Republican Lt. Gov. Bill Bolling, who is weighing an independent bid for governor, also has backed the compromise.
McDonnell said the passage of the bill “will strengthen Virginia’s economy, help create thousands of good paying jobs, and improve the lives of every Virginian in every city and county.”
But Cuccinelli, a tea party hero who hopes to succeed McDonnell in the governor’s office, took a different view of the compromise.
“If reports are correct, this new bill contemplates a massive tax increase,” Cuccinelli said in a statement released by his office . “In these tough economic times, I do not believe Virginia’s middle class families can afford massive tax increases, and I cannot support legislation that would ask the taxpayers to shoulder an even heavier burden than they are already carrying, especially when the government proposes to do so little belt tightening in other areas of the budget.”
Cuccinelli noted the he has not seen the conference report on the transportation bill and said lawmakers “should have the opportunity to thoroughly review this new legislation in its entirety once it becomes available, evaluate the fiscal impact it will have on the people of Virginia, and determine if this proposed legislation will actually resolve our serious transportation problems before it is brought to the floor for a vote.”
Some conservative legislators and anti-tax groups were quick to criticize the plan after House and Senate negotiators released details of the compromise on Wednesday.
“When you combine these tax increases with the looming sequestration coming out of Washington, it’s a devastating one-two punch on Virginia families and small businesses,” said Del. Ben Cline, R-Rockbridge County, the House chairman of the legislature’s Conservative Caucus.
Grover Norquist, the president of Americans for Tax Reform, said the transportation bill was “hijacked by a number of Republicans who join Democrats in believing that all transportation costs must be paid for by higher taxes.”
Democratic votes will be needed to pass the plan, perhaps even in the Republican-dominated House of Delegates. When the House passed the original version of McDonnell’s transportation bill earlier this month, four Democrats delivered key votes to get the bill throughchamber with a slim majority. One of them, Roanoke Del. Onzlee Ware, was named to the conference committee that hammered out the compromise.

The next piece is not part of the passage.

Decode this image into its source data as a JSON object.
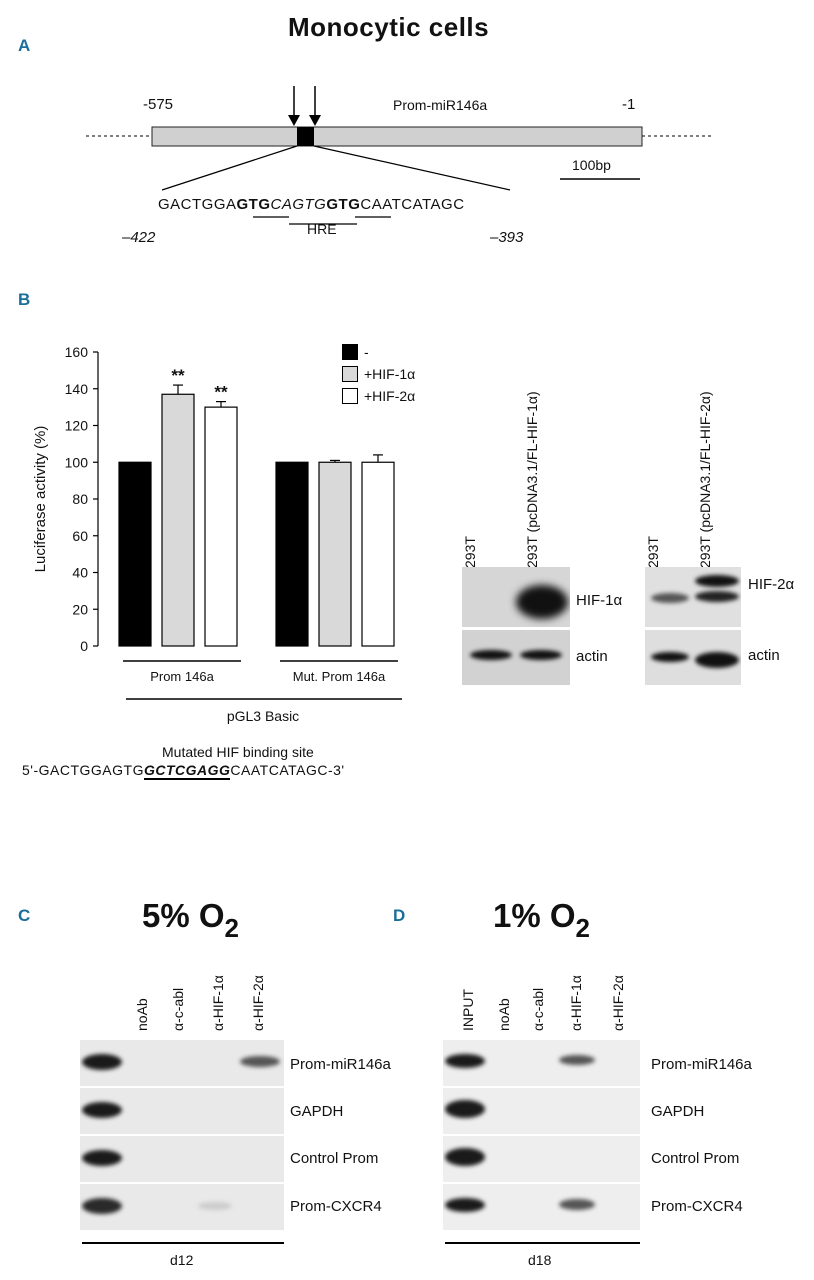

Some Democrats have discussed withholding support for the transportation bill until McDonnell and House Republicans agree to expand the Medicaid program under the federal health care law. McDonnell has said he will not agree to the expansion — which the federal government will fully fund for three years — without federal approval of cost-cutting reforms. The issue is tied up in budget negotiations between the House and Senate.
“There’s a lot of discussion about, ‘Look, transportation is important, but getting Medicaid expansion is just as important,’” said Sen. John Edwards, D-Roanoke.
Ware said it would be a mistake to link Medicaid expansion to the transportation bill. He said the strategy would “put the transportation bill in danger.”
Terry McAuliffe, the presumptive Democratic nominee for governor, said Wednesday that he supports the compromise even though he doesn’t like some elements of the plan.
“However, Virginians are demanding that we compromise to find a mainstream solution and that compromise will necessarily be imperfect for both sides,” McAuliffe said in a statement .
“Virginia simply cannot afford to miss this opportunity to make substantial progress on transportation,” McAuliffe said. “If we want the commonwealth to be the best place for business and jobs of the future, we need to have a transportation system that is modern and efficient.”
McAuliffe campaign spokesman Josh Schwerin said Cuccinelli is trying to derail the compromise.
“Cuccinelli’s work to undermine this mainstream proposal reflects his unique unwillingness to compromise under any circumstances,” Schwerin said in an email. “Once again, Ken Cuccinelli has demonstrated that his ideological agenda is outside even the Republican mainstream.”